Cyber Operations and Global Impact
The FSB’s cyber operations have had a significant global impact. In May 2023, the U.S. Justice Department announced that it had disabled a sophisticated malware network used by the FSB for two decades to spy in 50 countries, including NATO allies. The FSB had successfully inserted the Snake or Uroburos malware on computer systems worldwide, focusing on government networks, research facilities, journalists, and other targets. Computers in the system also served as relay nodes to disguise traffic to and from Snake malware inserted on target computer systems. In a years-long operation, the FBI was able to defeat Snake by inserting its own bit of computer code into it, which issued commands causing the malware to overwrite itself. ([rfi.fr](https://www.rfi.fr/en/international-news/20230509-us-says-disabled-russian-spyware-used-for-two-decades?utm_source=openai))

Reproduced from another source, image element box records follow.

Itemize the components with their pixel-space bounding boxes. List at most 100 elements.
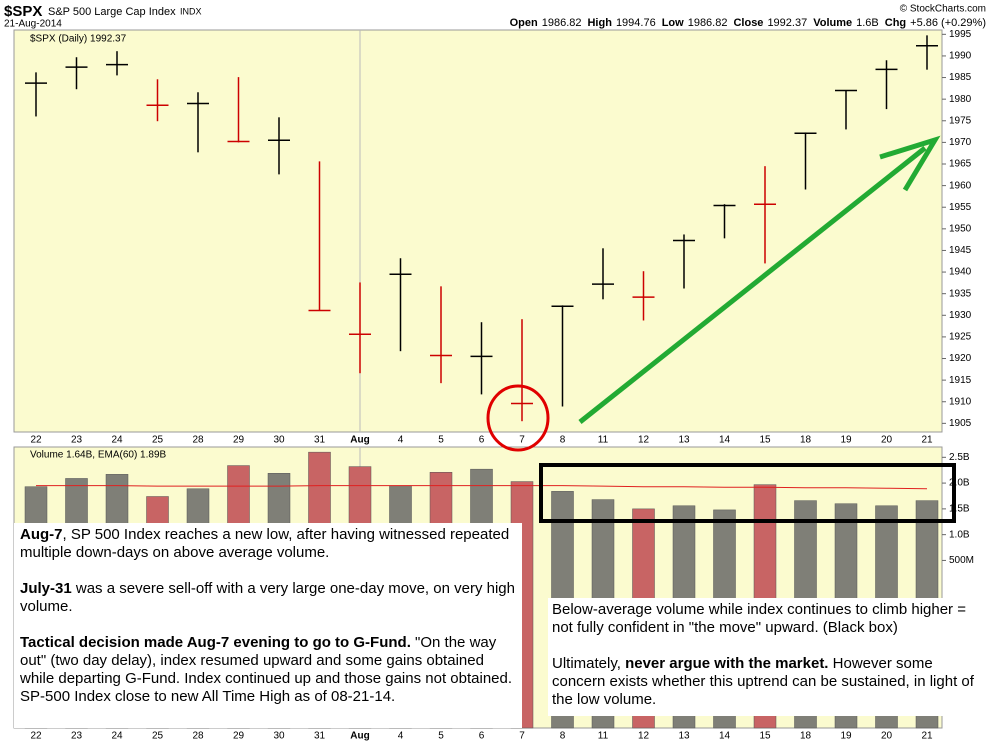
y-tick-label: 1945 <box>949 245 972 256</box>
note-text: However some concern exists whether this… <box>552 655 974 708</box>
note-text: Aug-7 <box>20 526 63 543</box>
x-tick-label: 13 <box>678 731 690 742</box>
x-tick-label: 25 <box>152 731 164 742</box>
x-tick-label: 20 <box>881 731 893 742</box>
x-tick-label: 6 <box>479 731 485 742</box>
x-tick-label: 11 <box>598 435 609 446</box>
note-paragraph: Below-average volume while index continu… <box>552 601 986 637</box>
y-tick-label: 1925 <box>949 332 972 343</box>
note-text: Ultimately, <box>552 655 626 672</box>
x-tick-label: 22 <box>30 435 42 446</box>
ema-line <box>36 485 928 490</box>
date: 21-Aug-2014 <box>4 19 62 30</box>
y-tick-label: 1975 <box>949 115 972 126</box>
x-tick-label: 7 <box>519 435 525 446</box>
x-tick-label: 21 <box>921 435 933 446</box>
x-tick-label: 5 <box>438 731 444 742</box>
x-tick-label: 6 <box>479 435 485 446</box>
y-tick-label: 1915 <box>949 375 972 386</box>
symbol: $SPX <box>4 3 42 20</box>
index-name: S&P 500 Large Cap Index <box>48 6 176 18</box>
x-tick-label: 14 <box>719 731 731 742</box>
x-tick-label: 23 <box>71 435 83 446</box>
quote: Open 1986.82 High 1994.76 Low 1986.82 Close 199… <box>510 17 986 29</box>
y2-tick-label: 500M <box>949 555 974 566</box>
x-tick-label: 24 <box>111 731 123 742</box>
x-tick-label: 18 <box>800 731 812 742</box>
note-paragraph: July-31 was a severe sell-off with a ver… <box>20 580 516 616</box>
x-tick-label: 19 <box>840 731 852 742</box>
y-tick-label: 1995 <box>949 29 972 40</box>
y-tick-label: 1940 <box>949 267 972 278</box>
note-text: never argue with the market. <box>625 655 829 672</box>
copyright: © StockCharts.com <box>900 4 986 15</box>
x-tick-label: 28 <box>192 731 204 742</box>
price-legend: $SPX (Daily) 1992.37 <box>30 34 127 45</box>
x-tick-label: Aug <box>350 731 369 742</box>
x-tick-label: 23 <box>71 731 83 742</box>
quote-label: Chg <box>885 17 906 29</box>
volume-legend: Volume 1.64B, EMA(60) 1.89B <box>30 450 167 461</box>
x-tick-label: 4 <box>398 435 404 446</box>
note-paragraph: Aug-7, SP 500 Index reaches a new low, a… <box>20 526 516 562</box>
x-tick-label: 12 <box>638 435 650 446</box>
y-tick-label: 1910 <box>949 396 972 407</box>
note-right: Below-average volume while index continu… <box>548 598 990 716</box>
x-tick-label: 11 <box>598 731 609 742</box>
x-tick-label: 28 <box>192 435 204 446</box>
y-tick-label: 1930 <box>949 310 972 321</box>
quote-value: +5.86 (+0.29%) <box>910 17 986 29</box>
x-tick-label: 31 <box>314 435 326 446</box>
x-tick-label: 5 <box>438 435 444 446</box>
y-tick-label: 1920 <box>949 353 972 364</box>
y-tick-label: 1965 <box>949 159 972 170</box>
note-text: , SP 500 Index reaches a new low, after … <box>20 526 510 561</box>
x-tick-label: 8 <box>560 731 566 742</box>
y-tick-label: 1960 <box>949 180 972 191</box>
y-tick-label: 1980 <box>949 94 972 105</box>
volume-box <box>539 463 956 523</box>
quote-value: 1994.76 <box>616 17 656 29</box>
x-tick-label: 29 <box>233 731 245 742</box>
x-tick-label: 29 <box>233 435 245 446</box>
x-tick-label: 30 <box>273 731 285 742</box>
y-tick-label: 1955 <box>949 202 972 213</box>
x-tick-label: 22 <box>30 731 42 742</box>
note-left: Aug-7, SP 500 Index reaches a new low, a… <box>14 523 522 728</box>
x-tick-label: 31 <box>314 731 326 742</box>
x-tick-label: 4 <box>398 731 404 742</box>
x-tick-label: Aug <box>350 435 369 446</box>
x-tick-label: 8 <box>560 435 566 446</box>
x-tick-label: 19 <box>840 435 852 446</box>
exchange: INDX <box>180 6 202 16</box>
price-panel <box>13 29 943 433</box>
arrow-head <box>879 135 941 192</box>
y-tick-label: 1990 <box>949 51 972 62</box>
y2-tick-label: 2.5B <box>949 452 970 463</box>
quote-label: Low <box>662 17 684 29</box>
quote-value: 1.6B <box>856 17 879 29</box>
note-paragraph: Tactical decision made Aug-7 evening to … <box>20 634 516 706</box>
y-tick-label: 1935 <box>949 288 972 299</box>
x-tick-label: 30 <box>273 435 285 446</box>
y-tick-label: 1905 <box>949 418 972 429</box>
quote-label: Open <box>510 17 538 29</box>
y-tick-label: 1950 <box>949 223 972 234</box>
highlight-circle <box>486 384 550 452</box>
quote-line: Open 1986.82 High 1994.76 Low 1986.82 Close 199… <box>510 17 986 29</box>
quote-label: Close <box>733 17 763 29</box>
note-text: Below-average volume while index continu… <box>552 601 966 636</box>
x-tick-label: 13 <box>678 435 690 446</box>
x-tick-label: 20 <box>881 435 893 446</box>
x-tick-label: 24 <box>111 435 123 446</box>
quote-value: 1986.82 <box>688 17 728 29</box>
y-tick-label: 1970 <box>949 137 972 148</box>
x-tick-label: 15 <box>759 435 771 446</box>
y-tick-label: 1985 <box>949 72 972 83</box>
trend-arrow <box>578 146 927 424</box>
x-tick-label: 21 <box>921 731 933 742</box>
note-text: July-31 <box>20 580 72 597</box>
y2-tick-label: 1.0B <box>949 529 970 540</box>
note-text: "On the way out" (two day delay), index … <box>20 634 513 705</box>
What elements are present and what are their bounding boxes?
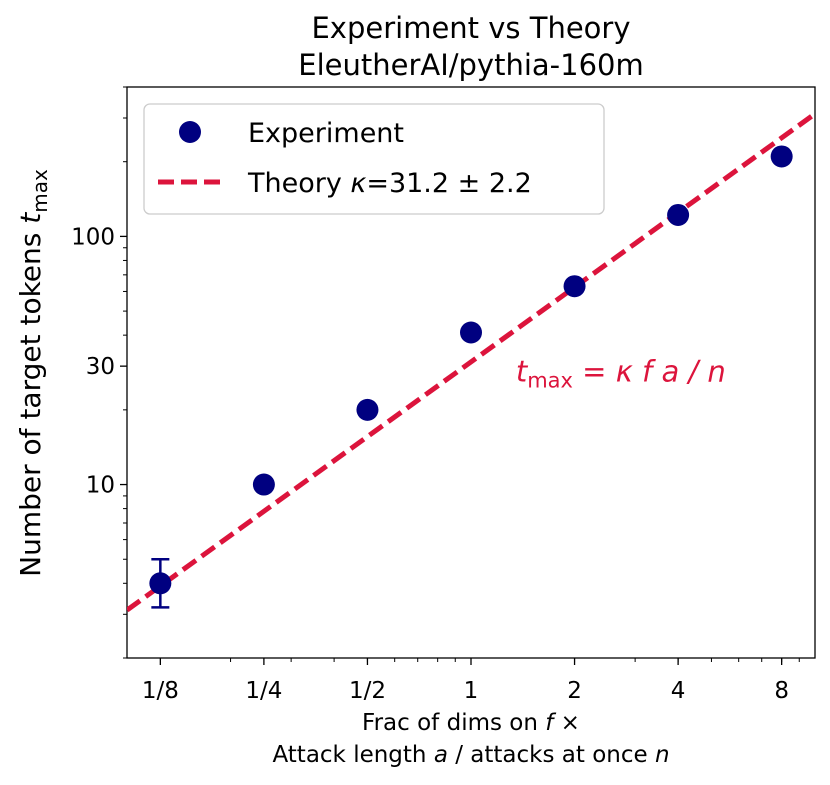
legend-experiment-label: Experiment [248,118,404,149]
experiment-point [563,275,586,298]
x-tick-label: 4 [671,678,686,704]
experiment-point [356,398,379,421]
x-tick-label: 2 [567,678,582,704]
y-tick-label: 100 [71,224,115,250]
x-tick-label: 1 [464,678,479,704]
experiment-point [460,321,482,344]
theory-line-group [127,111,815,613]
formula-annotation: tmax = κ f a / n [516,355,726,393]
x-tick-label: 8 [774,678,789,704]
experiment-points-group [149,145,793,609]
legend-experiment-marker [179,121,201,143]
legend: Experiment Theory κ=31.2 ± 2.2 [143,103,605,215]
experiment-point [770,145,793,168]
x-axis-label-line2: Attack length a / attacks at once n [272,742,669,768]
x-tick-label: 1/2 [349,678,386,704]
x-tick-label: 1/8 [142,678,179,704]
y-tick-label: 30 [86,354,115,380]
legend-theory-label: Theory κ=31.2 ± 2.2 [247,168,532,199]
experiment-point [149,572,172,595]
y-axis-label: Number of target tokens tmax [14,169,52,577]
theory-line [127,111,815,613]
x-axis-ticks: 1/8 1/4 1/2 1 2 4 8 [142,658,800,704]
x-axis-label-line1: Frac of dims on f × [362,710,580,736]
chart-title-line1: Experiment vs Theory [311,11,630,45]
experiment-point [252,473,275,496]
legend-box [143,103,605,215]
x-tick-label: 1/4 [245,678,282,704]
experiment-point [667,203,690,226]
chart-title-line2: EleutherAI/pythia-160m [298,48,644,82]
y-tick-label: 10 [86,473,115,499]
y-axis-ticks: 10 30 100 [71,86,127,659]
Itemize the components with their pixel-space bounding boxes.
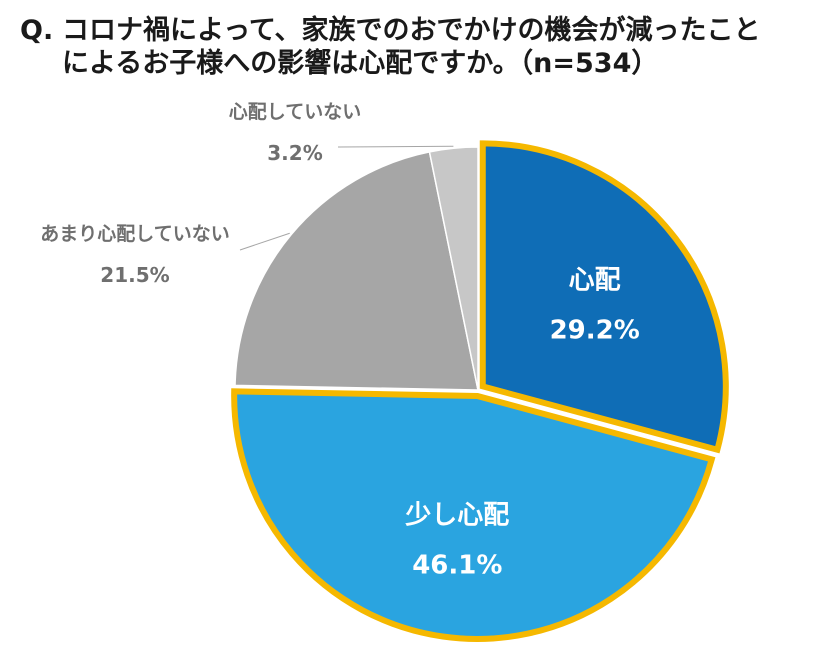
question-text-line1: コロナ禍によって、家族でのおでかけの機会が減ったこと: [62, 15, 761, 46]
slice-label-3: 心配していない: [229, 101, 361, 123]
slice-label-1: 少し心配: [404, 500, 509, 530]
slice-value-1: 46.1%: [412, 550, 502, 580]
slice-value-0: 29.2%: [550, 316, 640, 346]
leader-line-3: [337, 145, 454, 148]
question-text-line2: によるお子様への影響は心配ですか。（n=534）: [62, 48, 659, 79]
slice-value-2: 21.5%: [100, 263, 169, 287]
question-prefix: Q.: [20, 15, 54, 46]
pie-slice-2: [234, 151, 479, 391]
leader-line-2: [239, 232, 290, 251]
pie-slice-1: [231, 388, 716, 642]
pie-slice-3: [428, 146, 479, 391]
slice-label-0: 心配: [569, 266, 621, 296]
slice-label-2: あまり心配していない: [40, 223, 229, 245]
slice-value-3: 3.2%: [267, 141, 322, 165]
pie-slice-0: [479, 140, 729, 454]
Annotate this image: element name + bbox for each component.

Surveillance Expansion and Domestic Implications
Domestically, the FSB has been expanding its surveillance capabilities. In September 2023, reports indicated that the FSB intended to expand its own capabilities to spy on users of the Russian Internet, as well as disguise its operations. The FSB likely supported amendments to the bill of the State Duma of Russia, which would expand its digital authoritarianism tools to spy on users of the Russian Internet, banking, and telecommunications companies. Experts concluded that the FSB’s efforts to gain control over the databases of large companies were probably part of an attempt to strengthen surveillance measures over the population of the Russian Federation and occupied Ukraine. The FSB also intended to use potential new access to databases to disguise its operations more easily. ([pravda.com.ua](https://www.pravda.com.ua/eng/news/2023/09/30/7422042/?utm_source=openai))
Conclusion
The unveiling of the FSB’s 16th Center and its extensive SIGINT network provides a rare glimpse into the sophisticated and far-reaching capabilities of Russia’s intelligence apparatus. The combination of traditional intelligence methods with modern cyber operations underscores the evolving nature of global espionage and the continuous efforts by nation-states to monitor and influence both domestic and international affairs.